Posted - 05/27/2004 :  21:47:49  Show Profile  Reply with Quote
“Billboard” Stripe Application Tips

I haven't had good luck with the stripe application gel... Windex window cleaner is another product some use. I now offer a stripe application fluid that dries quickly and yet allows a good repositioning window. It will also dry through the vinyl for trapped bubbles and leaves no residue. Also it's pre-packaged so it's not going to have any contaminates or trash in it that you might get mixing soapy water yourself. I've read of people putting stripes on dry, but this method allows no room for error in positioning and any bubbles will be trapped air that can only be removed by pin pricks.

1. Do a dry test fit first, verifying that the wheelwell opening will be properly centered. I had a bad set once that wasn't!
Also verify that the door aligns correctly with the quarter panel.

2. Clean the area to be striped first with a water-based cleaner. Follow with wax & grease remover. Last, wipe it with a tack rag just as if you were going to paint it. This ensures that you won't trap any dirt specks under the stripe.

3. Peel off the backing material and apply stripe application fluid to both the stripe & car one section at a time. Be careful not to touch the backing or
get any dirt on it. You can start a corner, wet it with solution so your fingers don't stick to the adhesive. Also be sure your hands are clean!

4. Carefully position the quarter stripe section first. It's advisable to have a helper! This is a large stripe section that's much easier to handle with 2 people. (Reward helper with beer AFTER the stripe is done!) It should have an even consistant gap around the wheel opening. The top edge of the stripe to the top quarter line should be about the same distance as the wheel opening to stripe gap. These two references should get the stripe where you want it.

5. When you're POSITIVE you have it where it belongs!...Squeegee the stripe thoroughly with the carrier sheet in place. Once the carrier
sheet is pulled, squeegeeing can scratch the vinyl.
Start at the center above the wheelwell and work forward first, then back toward the rear. Before getting all the way to the rear,
ut a relief cut from the lower rear corner of the side marker hole downward at an angle to the rear of the car. Some people prefer
to cut it horizontal, but originally it was at an angle. The overlap should be with the bottom part of the cut tucked under the top. Don't cut the side marker light hole at this time; wait for a couple days until the stripe is well dried.

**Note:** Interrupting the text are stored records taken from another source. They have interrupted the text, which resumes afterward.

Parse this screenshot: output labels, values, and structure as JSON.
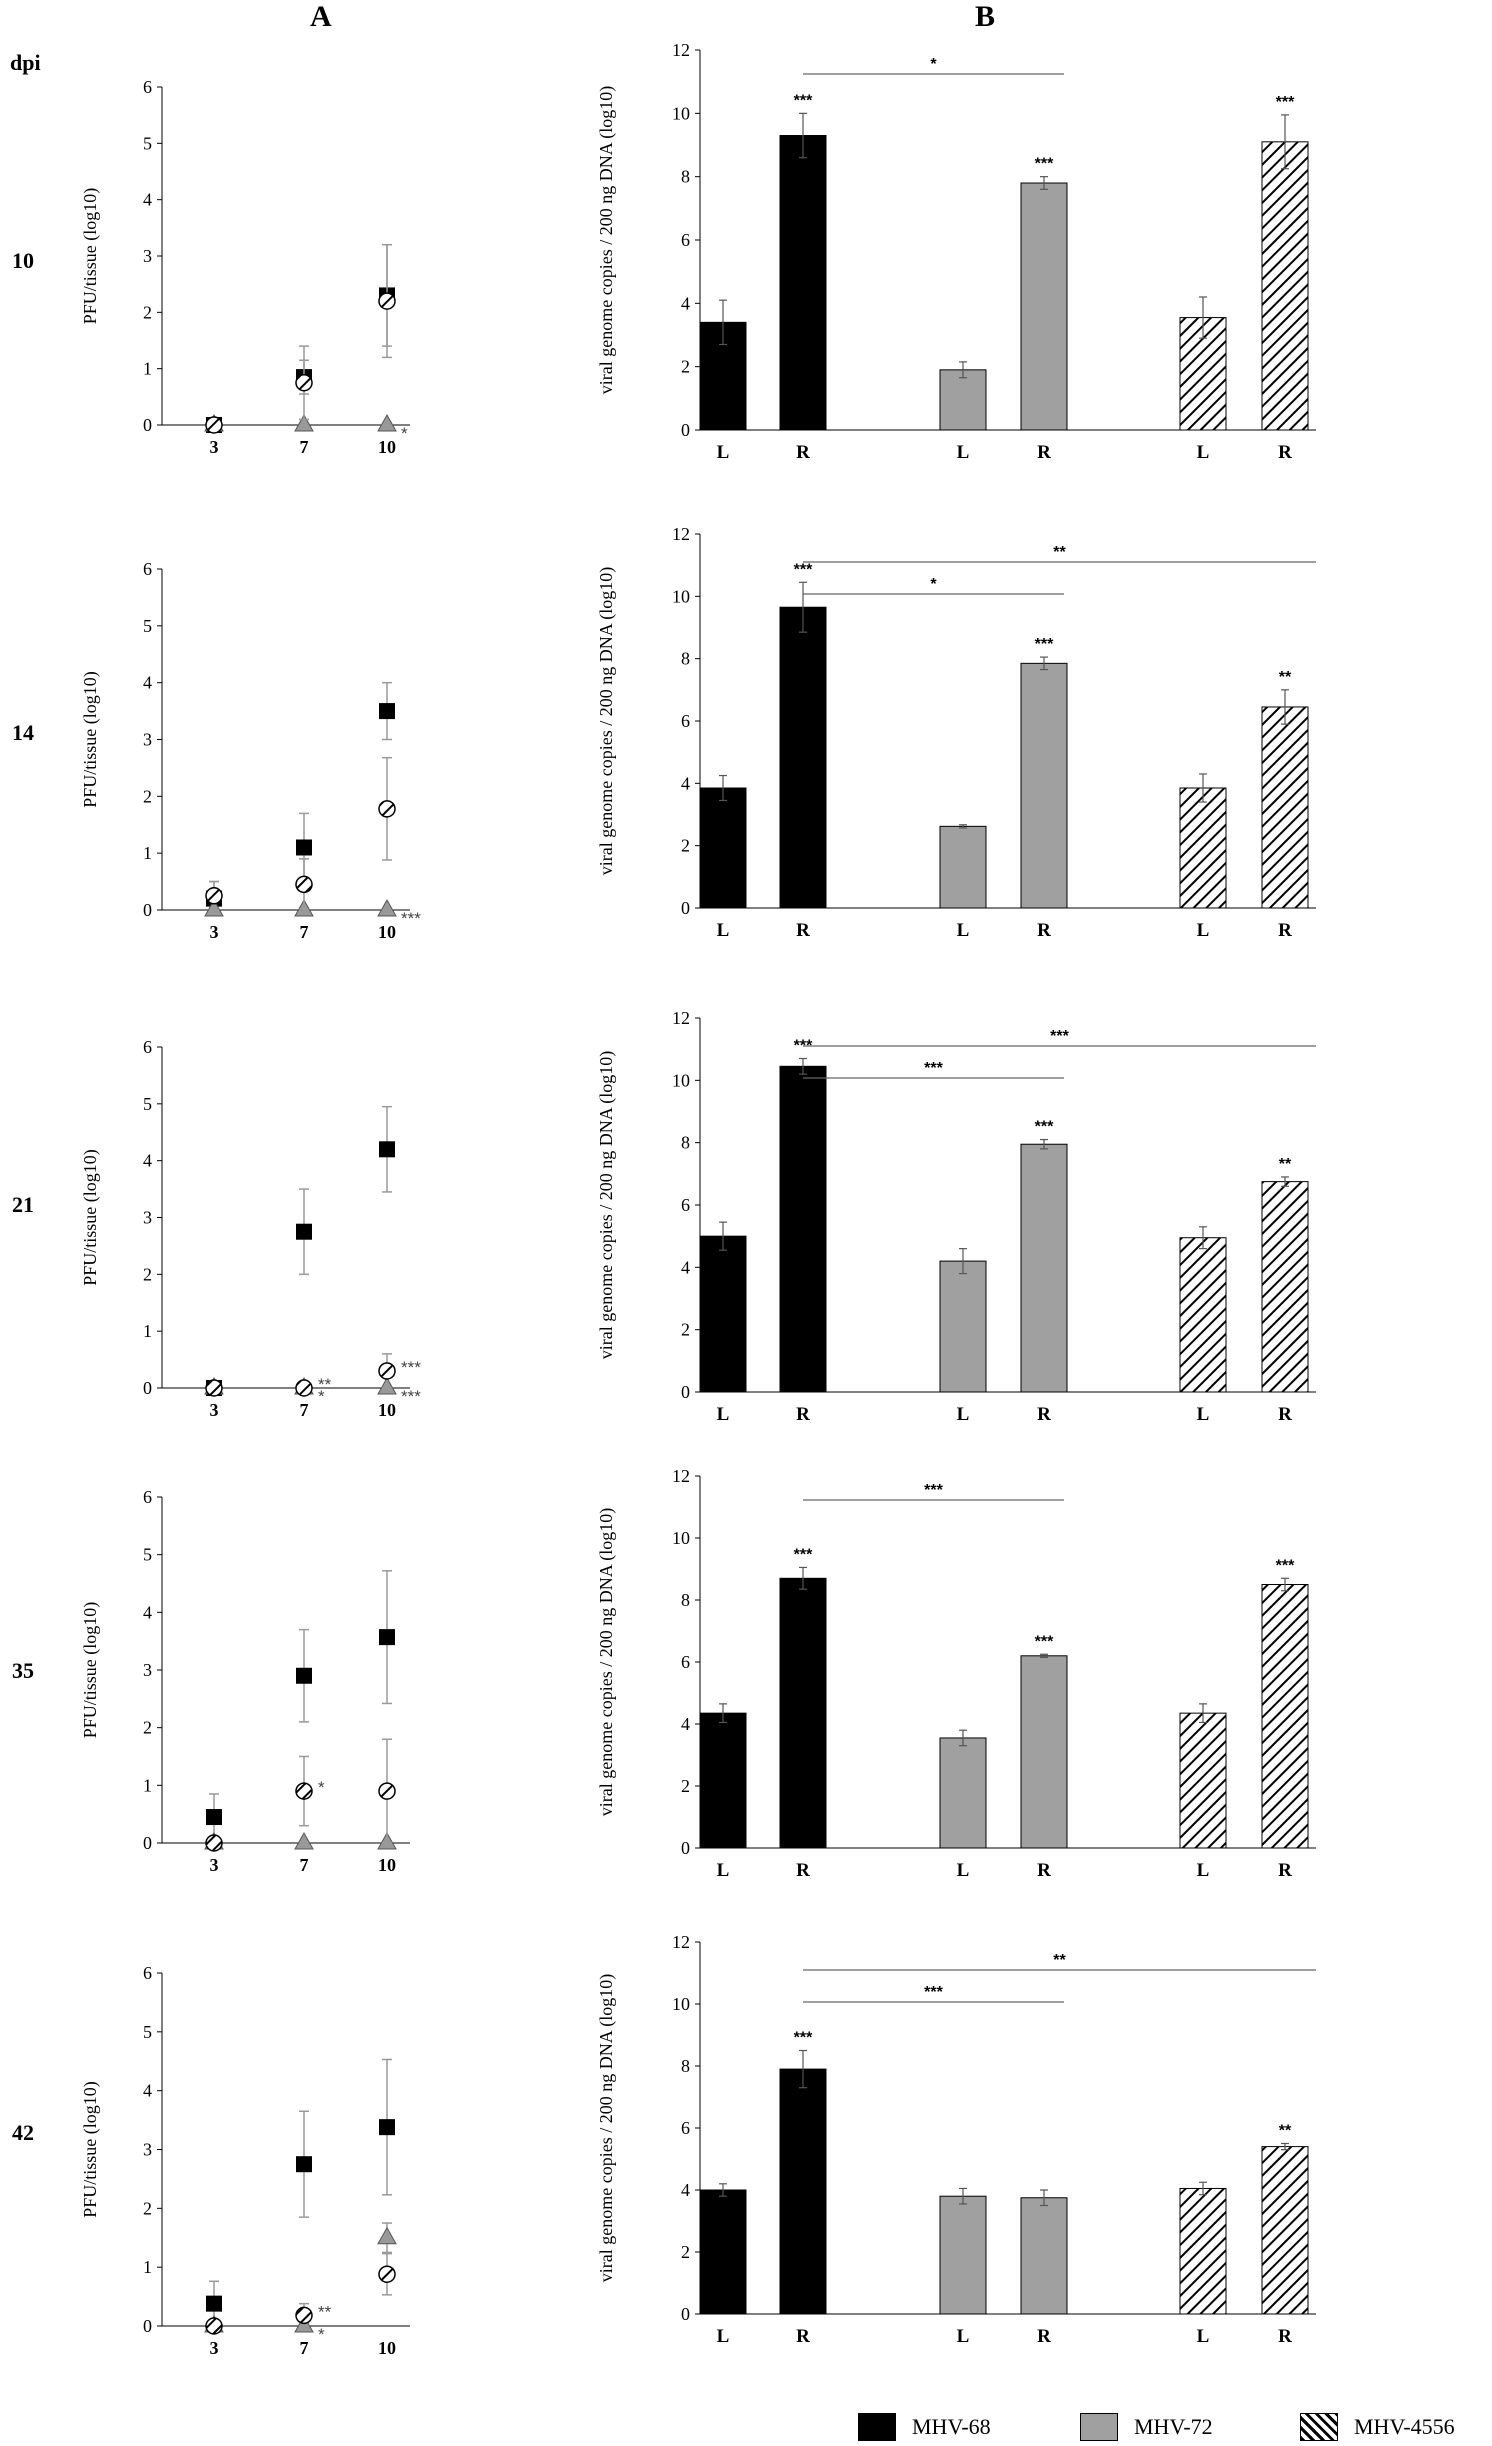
{
  "headers": {
    "a": "A",
    "b": "B",
    "dpi": "dpi"
  },
  "colors": {
    "mhv68": "#000000",
    "mhv72": "#a0a0a0",
    "mhv4556": "hatched"
  },
  "legend": [
    "MHV-68",
    "MHV-72",
    "MHV-4556"
  ],
  "chart_data": [
    {
      "panel": "A",
      "row": "10",
      "type": "scatter",
      "ylabel": "PFU/tissue (log10)",
      "ylim": [
        0,
        6
      ],
      "yticks": [
        "0",
        "1",
        "2",
        "3",
        "4",
        "5",
        "6"
      ],
      "categories": [
        "3",
        "7",
        "10"
      ],
      "series": [
        {
          "name": "MHV-68",
          "values": [
            0,
            0.85,
            2.3
          ],
          "err": [
            0,
            0.3,
            0.9
          ]
        },
        {
          "name": "MHV-72",
          "values": [
            0,
            0,
            0
          ],
          "err": [
            0,
            0,
            0
          ]
        },
        {
          "name": "MHV-4556",
          "values": [
            0,
            0.75,
            2.2
          ],
          "err": [
            0,
            0.65,
            1.0
          ]
        }
      ],
      "annotations": [
        {
          "text": "*",
          "cat": 2,
          "series": "MHV-72"
        }
      ]
    },
    {
      "panel": "A",
      "row": "14",
      "type": "scatter",
      "ylabel": "PFU/tissue (log10)",
      "ylim": [
        0,
        6
      ],
      "yticks": [
        "0",
        "1",
        "2",
        "3",
        "4",
        "5",
        "6"
      ],
      "categories": [
        "3",
        "7",
        "10"
      ],
      "series": [
        {
          "name": "MHV-68",
          "values": [
            0.2,
            1.1,
            3.5
          ],
          "err": [
            0.3,
            0.6,
            0.5
          ]
        },
        {
          "name": "MHV-72",
          "values": [
            0,
            0,
            0
          ],
          "err": [
            0,
            0,
            0
          ]
        },
        {
          "name": "MHV-4556",
          "values": [
            0.25,
            0.45,
            1.78
          ],
          "err": [
            0.25,
            0.45,
            0.9
          ]
        }
      ],
      "annotations": [
        {
          "text": "***",
          "cat": 2,
          "series": "MHV-72"
        }
      ]
    },
    {
      "panel": "A",
      "row": "21",
      "type": "scatter",
      "ylabel": "PFU/tissue (log10)",
      "ylim": [
        0,
        6
      ],
      "yticks": [
        "0",
        "1",
        "2",
        "3",
        "4",
        "5",
        "6"
      ],
      "categories": [
        "3",
        "7",
        "10"
      ],
      "series": [
        {
          "name": "MHV-68",
          "values": [
            0,
            2.75,
            4.2
          ],
          "err": [
            0,
            0.75,
            0.75
          ]
        },
        {
          "name": "MHV-72",
          "values": [
            0,
            0,
            0
          ],
          "err": [
            0,
            0,
            0
          ]
        },
        {
          "name": "MHV-4556",
          "values": [
            0,
            0,
            0.3
          ],
          "err": [
            0,
            0,
            0.3
          ]
        }
      ],
      "annotations": [
        {
          "text": "**",
          "cat": 1,
          "series": "MHV-4556"
        },
        {
          "text": "*",
          "cat": 1,
          "series": "MHV-72"
        },
        {
          "text": "***",
          "cat": 2,
          "series": "MHV-4556"
        },
        {
          "text": "***",
          "cat": 2,
          "series": "MHV-72"
        }
      ]
    },
    {
      "panel": "A",
      "row": "35",
      "type": "scatter",
      "ylabel": "PFU/tissue (log10)",
      "ylim": [
        0,
        6
      ],
      "yticks": [
        "0",
        "1",
        "2",
        "3",
        "4",
        "5",
        "6"
      ],
      "categories": [
        "3",
        "7",
        "10"
      ],
      "series": [
        {
          "name": "MHV-68",
          "values": [
            0.45,
            2.9,
            3.57
          ],
          "err": [
            0.4,
            0.8,
            1.15
          ]
        },
        {
          "name": "MHV-72",
          "values": [
            0,
            0,
            0
          ],
          "err": [
            0,
            0,
            0
          ]
        },
        {
          "name": "MHV-4556",
          "values": [
            0,
            0.9,
            0.9
          ],
          "err": [
            0,
            0.6,
            0.9
          ]
        }
      ],
      "annotations": [
        {
          "text": "*",
          "cat": 1,
          "series": "MHV-4556"
        }
      ]
    },
    {
      "panel": "A",
      "row": "42",
      "type": "scatter",
      "ylabel": "PFU/tissue (log10)",
      "ylim": [
        0,
        6
      ],
      "yticks": [
        "0",
        "1",
        "2",
        "3",
        "4",
        "5",
        "6"
      ],
      "categories": [
        "3",
        "7",
        "10"
      ],
      "series": [
        {
          "name": "MHV-68",
          "values": [
            0.38,
            2.75,
            3.38
          ],
          "err": [
            0.38,
            0.9,
            1.15
          ]
        },
        {
          "name": "MHV-72",
          "values": [
            0,
            0,
            1.5
          ],
          "err": [
            0,
            0,
            0.25
          ]
        },
        {
          "name": "MHV-4556",
          "values": [
            0,
            0.18,
            0.88
          ],
          "err": [
            0,
            0.2,
            0.35
          ]
        }
      ],
      "annotations": [
        {
          "text": "**",
          "cat": 1,
          "series": "MHV-4556"
        },
        {
          "text": "*",
          "cat": 1,
          "series": "MHV-72"
        }
      ]
    },
    {
      "panel": "B",
      "row": "10",
      "type": "bar",
      "ylabel": "viral genome copies / 200 ng DNA (log10)",
      "ylim": [
        0,
        12
      ],
      "yticks": [
        "0",
        "2",
        "4",
        "6",
        "8",
        "10",
        "12"
      ],
      "categories": [
        "L",
        "R",
        "L",
        "R",
        "L",
        "R"
      ],
      "values": [
        3.4,
        9.3,
        1.9,
        7.8,
        3.55,
        9.1
      ],
      "err": [
        0.7,
        0.7,
        0.25,
        0.2,
        0.65,
        0.85
      ],
      "sig": [
        "",
        "***",
        "",
        "***",
        "",
        "***"
      ],
      "brackets": [
        {
          "text": "*",
          "to": 3
        }
      ]
    },
    {
      "panel": "B",
      "row": "14",
      "type": "bar",
      "ylabel": "viral genome copies / 200 ng DNA (log10)",
      "ylim": [
        0,
        12
      ],
      "yticks": [
        "0",
        "2",
        "4",
        "6",
        "8",
        "10",
        "12"
      ],
      "categories": [
        "L",
        "R",
        "L",
        "R",
        "L",
        "R"
      ],
      "values": [
        3.85,
        9.65,
        2.62,
        7.85,
        3.85,
        6.45
      ],
      "err": [
        0.4,
        0.8,
        0.05,
        0.2,
        0.45,
        0.55
      ],
      "sig": [
        "",
        "***",
        "",
        "***",
        "",
        "**"
      ],
      "brackets": [
        {
          "text": "**",
          "to": 5
        },
        {
          "text": "*",
          "to": 3
        }
      ]
    },
    {
      "panel": "B",
      "row": "21",
      "type": "bar",
      "ylabel": "viral genome copies / 200 ng DNA (log10)",
      "ylim": [
        0,
        12
      ],
      "yticks": [
        "0",
        "2",
        "4",
        "6",
        "8",
        "10",
        "12"
      ],
      "categories": [
        "L",
        "R",
        "L",
        "R",
        "L",
        "R"
      ],
      "values": [
        5.0,
        10.45,
        4.2,
        7.95,
        4.95,
        6.75
      ],
      "err": [
        0.45,
        0.25,
        0.4,
        0.15,
        0.35,
        0.15
      ],
      "sig": [
        "",
        "***",
        "",
        "***",
        "",
        "**"
      ],
      "brackets": [
        {
          "text": "***",
          "to": 5
        },
        {
          "text": "***",
          "to": 3
        }
      ]
    },
    {
      "panel": "B",
      "row": "35",
      "type": "bar",
      "ylabel": "viral genome copies / 200 ng DNA (log10)",
      "ylim": [
        0,
        12
      ],
      "yticks": [
        "0",
        "2",
        "4",
        "6",
        "8",
        "10",
        "12"
      ],
      "categories": [
        "L",
        "R",
        "L",
        "R",
        "L",
        "R"
      ],
      "values": [
        4.35,
        8.7,
        3.55,
        6.2,
        4.35,
        8.5
      ],
      "err": [
        0.3,
        0.35,
        0.25,
        0.05,
        0.3,
        0.2
      ],
      "sig": [
        "",
        "***",
        "",
        "***",
        "",
        "***"
      ],
      "brackets": [
        {
          "text": "***",
          "to": 3
        }
      ]
    },
    {
      "panel": "B",
      "row": "42",
      "type": "bar",
      "ylabel": "viral genome copies / 200 ng DNA (log10)",
      "ylim": [
        0,
        12
      ],
      "yticks": [
        "0",
        "2",
        "4",
        "6",
        "8",
        "10",
        "12"
      ],
      "categories": [
        "L",
        "R",
        "L",
        "R",
        "L",
        "R"
      ],
      "values": [
        4.0,
        7.9,
        3.8,
        3.75,
        4.05,
        5.4
      ],
      "err": [
        0.2,
        0.6,
        0.25,
        0.25,
        0.2,
        0.1
      ],
      "sig": [
        "",
        "***",
        "",
        "",
        "",
        "**"
      ],
      "brackets": [
        {
          "text": "**",
          "to": 5
        },
        {
          "text": "***",
          "to": 3
        }
      ]
    }
  ]
}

Cut an X from corner to corner and fold to the inside.

6. Allow plenty of time before pulling the carrier sheet. Too soon and you risk pulling up the stripe and trapping air under it. To save time, just the very front of the stripe can be peeled back to see the stripe edges. Then the door stripe section can be installed while waiting for the quarter section to dry.

7. Once you've pulled the carrier sheet, rewet the edges where the stripe bends into the jamb. Use a heat gun to warm the flap slightly
as you work it down. It will take a little time to dry the solution, but it prevents causing a wrinkle from it sticking too soon as
you fold it over.

8. Do the door section next, positioning it such that it aligns perfectly with the quarter stripe. Note that forward & backward movement will change the width vertically and affect the alignment with the quarter panel stripe section. Also be careful to position so the lower line is in a straight line with the respective quarter panel stripe.

9. Most important!... only use the heat gun for the edges mentioned... any remaining bubbles are trapped solution and will come out on their own. It can take anything from a couple days to a couple months depending on how much sun it sees, humidity, temperature, etc. DON'T PANIC!!! Be patient and don't mess with it!

10. Stand back & admire your handywork. Be careful to not twist your spine as you pat yourself on the back!